The second keynote presenter was David Kaimowitz, Senior Advisor for the Climate and Land Use Alliance. David leads the Ford Foundation‘s work on natural resources and climate change, with a focus on empowering poor rural families (including indigenous peoples) to gain access to and control over forests and other natural resources. His presentation on “Two Decades of Policy Narratives About Forests and Climate” centered on the evolution of the discourse on tropical deforestation, climate change mitigation and adaptation, including rights and incentive-based approaches to tropical forest conservation. Another discussion point was on the Post 2019 research and policy focus on forest and natural resource management.
Other panel discussants were renowned scientists and conservation stakeholders such as Arun Agrawal (University of Michigan), Jesse Ribot (University of Illinois at Urbana Champaign), Gaia Allison (Department for International Development, DFiD), Paul Ferraro (John Hopkins University) Pam Jagger (University of Michigan), and Leticia Merino (Universidad Nacional Autónoma de México).
A total of 95 presentations, distributed over 23 sessions were featured at the conference. My presentation “Constitutionality manifestations and potential implications for forest co-management in the Lower Mustang District of Nepal” which was co-authored with Tobias Haller (University of Bern, Switzerland), Eckhard Auch (Institute for Tropical Forestry, TU-Dresden) and Prabin Bhusal (Institute of Forestry, Tribhuvan University, Nepal), focused on diagnosing the manifestations and potential implications of six constitutionality principles in the context of Nepal.

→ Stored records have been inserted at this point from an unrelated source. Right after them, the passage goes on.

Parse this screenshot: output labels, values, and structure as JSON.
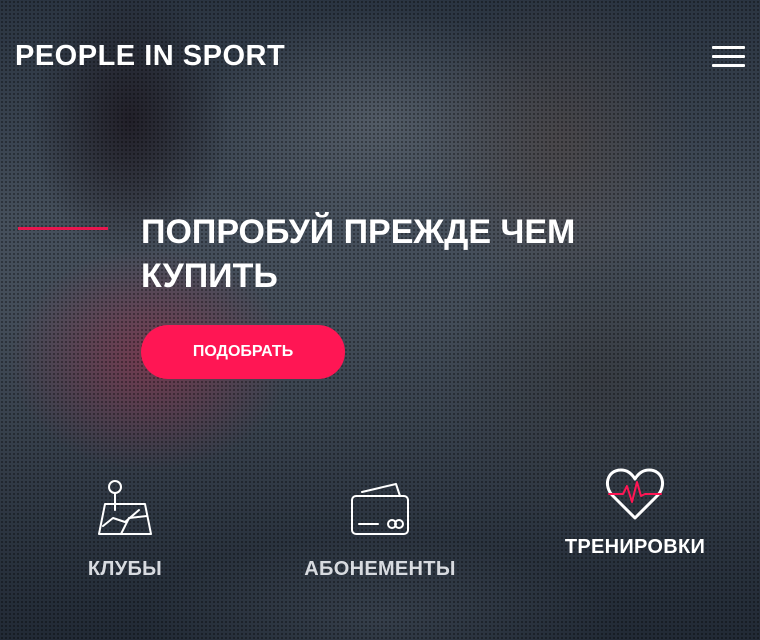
{
  "header": {
    "brand": "PEOPLE IN SPORT",
    "menu_icon": "hamburger-menu-icon"
  },
  "hero": {
    "headline": "ПОПРОБУЙ ПРЕЖДЕ ЧЕМ КУПИТЬ",
    "cta_label": "ПОДОБРАТЬ"
  },
  "features": [
    {
      "label": "КЛУБЫ",
      "icon": "map-pin-icon"
    },
    {
      "label": "АБОНЕМЕНТЫ",
      "icon": "membership-card-icon"
    },
    {
      "label": "ТРЕНИРОВКИ",
      "icon": "heart-pulse-icon",
      "active": true
    }
  ],
  "colors": {
    "accent": "#ff1654",
    "accent_line": "#e8174f",
    "text": "#ffffff",
    "muted_text": "#d8dbe0"
  }
}
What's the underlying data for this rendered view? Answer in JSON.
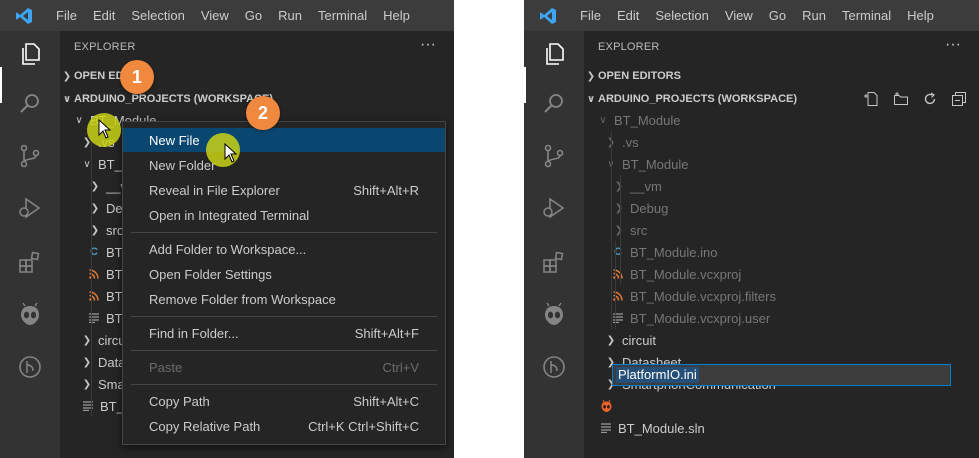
{
  "menubar": {
    "items": [
      "File",
      "Edit",
      "Selection",
      "View",
      "Go",
      "Run",
      "Terminal",
      "Help"
    ]
  },
  "activitybar": {
    "icons": [
      "files-icon",
      "search-icon",
      "source-control-icon",
      "run-debug-icon",
      "extensions-icon",
      "platformio-alien-icon",
      "git-graph-icon"
    ]
  },
  "explorer": {
    "title": "EXPLORER",
    "more": "···",
    "open_editors": "OPEN EDITORS",
    "open_editors_truncated": "OPEN EDI",
    "workspace": "ARDUINO_PROJECTS (WORKSPACE)"
  },
  "left_tree": [
    {
      "label": "BT_Module",
      "twisty": "v"
    },
    {
      "label": ".vs",
      "twisty": ">"
    },
    {
      "label": "BT_M",
      "twisty": "v"
    },
    {
      "label": "__v",
      "twisty": ">"
    },
    {
      "label": "Deb",
      "twisty": ">"
    },
    {
      "label": "src",
      "twisty": ">"
    },
    {
      "label": "BT_",
      "icon": "C"
    },
    {
      "label": "BT_",
      "icon": "rss"
    },
    {
      "label": "BT_",
      "icon": "rss"
    },
    {
      "label": "BT_",
      "icon": "lines"
    },
    {
      "label": "circui",
      "twisty": ">"
    },
    {
      "label": "Datas",
      "twisty": ">"
    },
    {
      "label": "Smar",
      "twisty": ">"
    },
    {
      "label": "BT_M",
      "icon": "lines"
    }
  ],
  "right_tree": [
    {
      "label": "BT_Module",
      "twisty": "v"
    },
    {
      "label": ".vs",
      "twisty": ">"
    },
    {
      "label": "BT_Module",
      "twisty": "v"
    },
    {
      "label": "__vm",
      "twisty": ">"
    },
    {
      "label": "Debug",
      "twisty": ">"
    },
    {
      "label": "src",
      "twisty": ">"
    },
    {
      "label": "BT_Module.ino",
      "icon": "C"
    },
    {
      "label": "BT_Module.vcxproj",
      "icon": "rss"
    },
    {
      "label": "BT_Module.vcxproj.filters",
      "icon": "rss"
    },
    {
      "label": "BT_Module.vcxproj.user",
      "icon": "lines"
    },
    {
      "label": "circuit",
      "twisty": ">"
    },
    {
      "label": "Datasheet",
      "twisty": ">"
    },
    {
      "label": "SmartphonCommunication",
      "twisty": ">"
    },
    {
      "label": "PlatformIO.ini",
      "icon": "alien",
      "editing": true
    },
    {
      "label": "BT_Module.sln",
      "icon": "lines"
    }
  ],
  "context_menu": {
    "groups": [
      [
        {
          "label": "New File",
          "shortcut": "",
          "active": true
        },
        {
          "label": "New Folder",
          "shortcut": ""
        },
        {
          "label": "Reveal in File Explorer",
          "shortcut": "Shift+Alt+R"
        },
        {
          "label": "Open in Integrated Terminal",
          "shortcut": ""
        }
      ],
      [
        {
          "label": "Add Folder to Workspace...",
          "shortcut": ""
        },
        {
          "label": "Open Folder Settings",
          "shortcut": ""
        },
        {
          "label": "Remove Folder from Workspace",
          "shortcut": ""
        }
      ],
      [
        {
          "label": "Find in Folder...",
          "shortcut": "Shift+Alt+F"
        }
      ],
      [
        {
          "label": "Paste",
          "shortcut": "Ctrl+V",
          "disabled": true
        }
      ],
      [
        {
          "label": "Copy Path",
          "shortcut": "Shift+Alt+C"
        },
        {
          "label": "Copy Relative Path",
          "shortcut": "Ctrl+K Ctrl+Shift+C"
        }
      ]
    ]
  },
  "steps": [
    "1",
    "2"
  ],
  "colors": {
    "accent_selection": "#094771",
    "badge": "#f0883e",
    "click_highlight": "#c8d214",
    "rename_border": "#007fd4"
  }
}
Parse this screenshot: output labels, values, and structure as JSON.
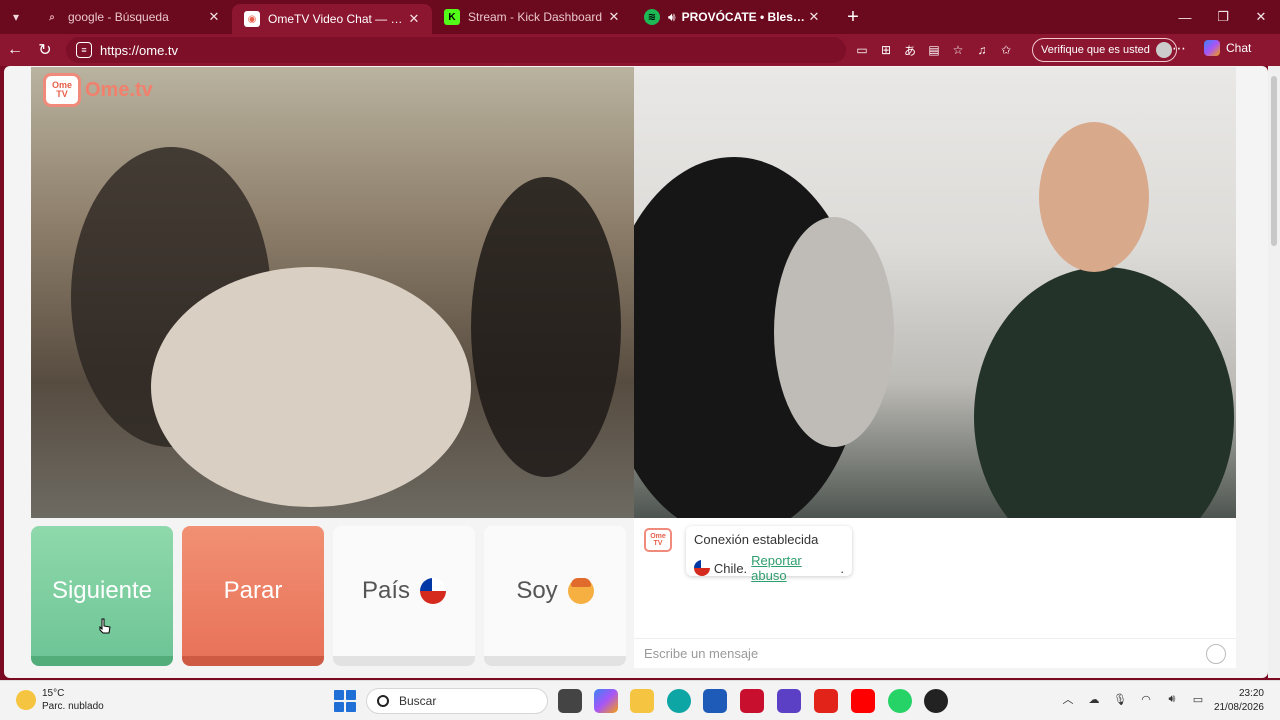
{
  "browser": {
    "tabs": [
      {
        "title": "google - Búsqueda",
        "active": false,
        "favicon": "google-icon"
      },
      {
        "title": "OmeTV Video Chat — Omegle",
        "active": true,
        "favicon": "ometv-icon"
      },
      {
        "title": "Stream - Kick Dashboard",
        "active": false,
        "favicon": "kick-icon"
      },
      {
        "title": "PROVÓCATE • Blessd, Cris MJ,",
        "active": false,
        "favicon": "spotify-icon",
        "playing": true
      }
    ],
    "url": "https://ome.tv",
    "verify_label": "Verifique que es usted",
    "copilot_label": "Chat"
  },
  "page": {
    "logo_text": "Ome.tv",
    "logo_badge": "Ome TV",
    "buttons": {
      "next": "Siguiente",
      "stop": "Parar",
      "country": "País",
      "gender": "Soy"
    },
    "chat": {
      "status": "Conexión establecida",
      "country": "Chile.",
      "report_link": "Reportar abuso",
      "report_suffix": ".",
      "input_placeholder": "Escribe un mensaje"
    }
  },
  "taskbar": {
    "weather_temp": "15°C",
    "weather_desc": "Parc. nublado",
    "search_placeholder": "Buscar",
    "time": "23:20",
    "date": "21/08/2026"
  }
}
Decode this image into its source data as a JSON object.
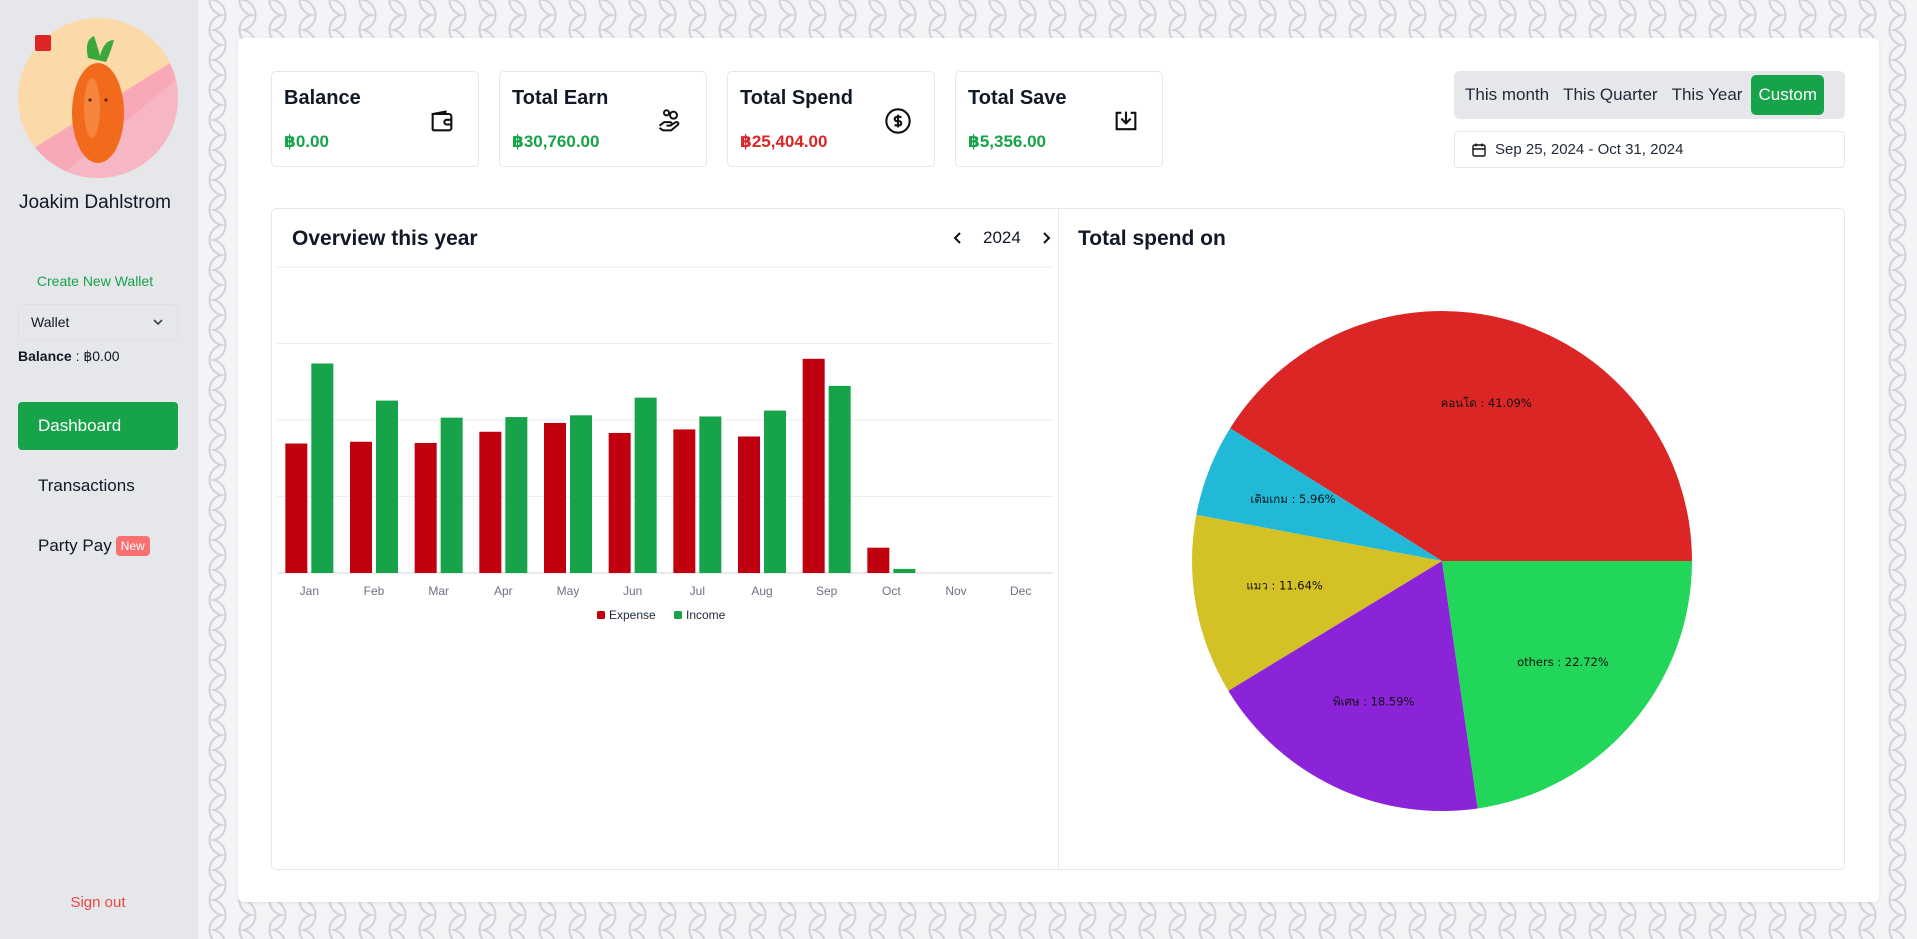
{
  "sidebar": {
    "user_name": "Joakim Dahlstrom",
    "create_wallet": "Create New Wallet",
    "wallet_select": "Wallet",
    "balance_label": "Balance",
    "balance_value": " : ฿0.00",
    "nav": [
      {
        "label": "Dashboard"
      },
      {
        "label": "Transactions"
      },
      {
        "label": "Party Pay",
        "badge": "New"
      }
    ],
    "sign_out": "Sign out"
  },
  "stats": [
    {
      "title": "Balance",
      "value": "฿0.00",
      "icon": "wallet-icon"
    },
    {
      "title": "Total Earn",
      "value": "฿30,760.00",
      "icon": "hand-coins-icon"
    },
    {
      "title": "Total Spend",
      "value": "฿25,404.00",
      "icon": "dollar-circle-icon"
    },
    {
      "title": "Total Save",
      "value": "฿5,356.00",
      "icon": "download-icon"
    }
  ],
  "periods": [
    "This month",
    "This Quarter",
    "This Year",
    "Custom"
  ],
  "active_period": "Custom",
  "date_range": "Sep 25, 2024 - Oct 31, 2024",
  "overview": {
    "title": "Overview this year",
    "year": "2024"
  },
  "spend": {
    "title": "Total spend on"
  },
  "colors": {
    "accent": "#16a34a",
    "expense": "#c0000f",
    "income": "#16a34a"
  },
  "chart_data": [
    {
      "type": "bar",
      "categories": [
        "Jan",
        "Feb",
        "Mar",
        "Apr",
        "May",
        "Jun",
        "Jul",
        "Aug",
        "Sep",
        "Oct",
        "Nov",
        "Dec"
      ],
      "series": [
        {
          "name": "Expense",
          "values": [
            2200,
            2230,
            2210,
            2400,
            2550,
            2380,
            2440,
            2320,
            3640,
            430,
            0,
            0
          ]
        },
        {
          "name": "Income",
          "values": [
            3560,
            2930,
            2640,
            2650,
            2680,
            2980,
            2660,
            2760,
            3180,
            70,
            0,
            0
          ]
        }
      ],
      "ylim": [
        0,
        5200
      ],
      "grid": true,
      "legend": "bottom"
    },
    {
      "type": "pie",
      "slices": [
        {
          "label": "คอนโด",
          "value": 41.09,
          "color": "#dc2626"
        },
        {
          "label": "เติมเกม",
          "value": 5.96,
          "color": "#22b8d8"
        },
        {
          "label": "แมว",
          "value": 11.64,
          "color": "#d4c125"
        },
        {
          "label": "พิเศษ",
          "value": 18.59,
          "color": "#8b24d9"
        },
        {
          "label": "others",
          "value": 22.72,
          "color": "#22d65a"
        }
      ]
    }
  ]
}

As a recent theoretical construct, constitutionality builds on Ostrom’s design principles and on the Institutional Analysis and Development (IAD) framework. It seeks to understand the processes and contexts within which novel institutions can be successfully constructed to address power asymmetries in natural resource management. The presentation also serves as an entry-level pitch for future research considerations, focusing on: (i) gender and class-based emic perceptions of local actors, (ii) defining pathways to craft and legitimize local forest management institutions, and (iii) determining conditions under which states are willing to legitimize bottom-up institutions in co-management.
Besides having to discuss scientific and policy issues, the over 150 participants at the conference had the opportunity to make merry and to share possible ideas for future collaboration.
At the closing ceremony, discussions were introduced on the possibility of a Special Issue with the Journal World Development. Further details on this is still being awaited. The FLARE experience is, indeed, great. I do encourage colleagues to join this network!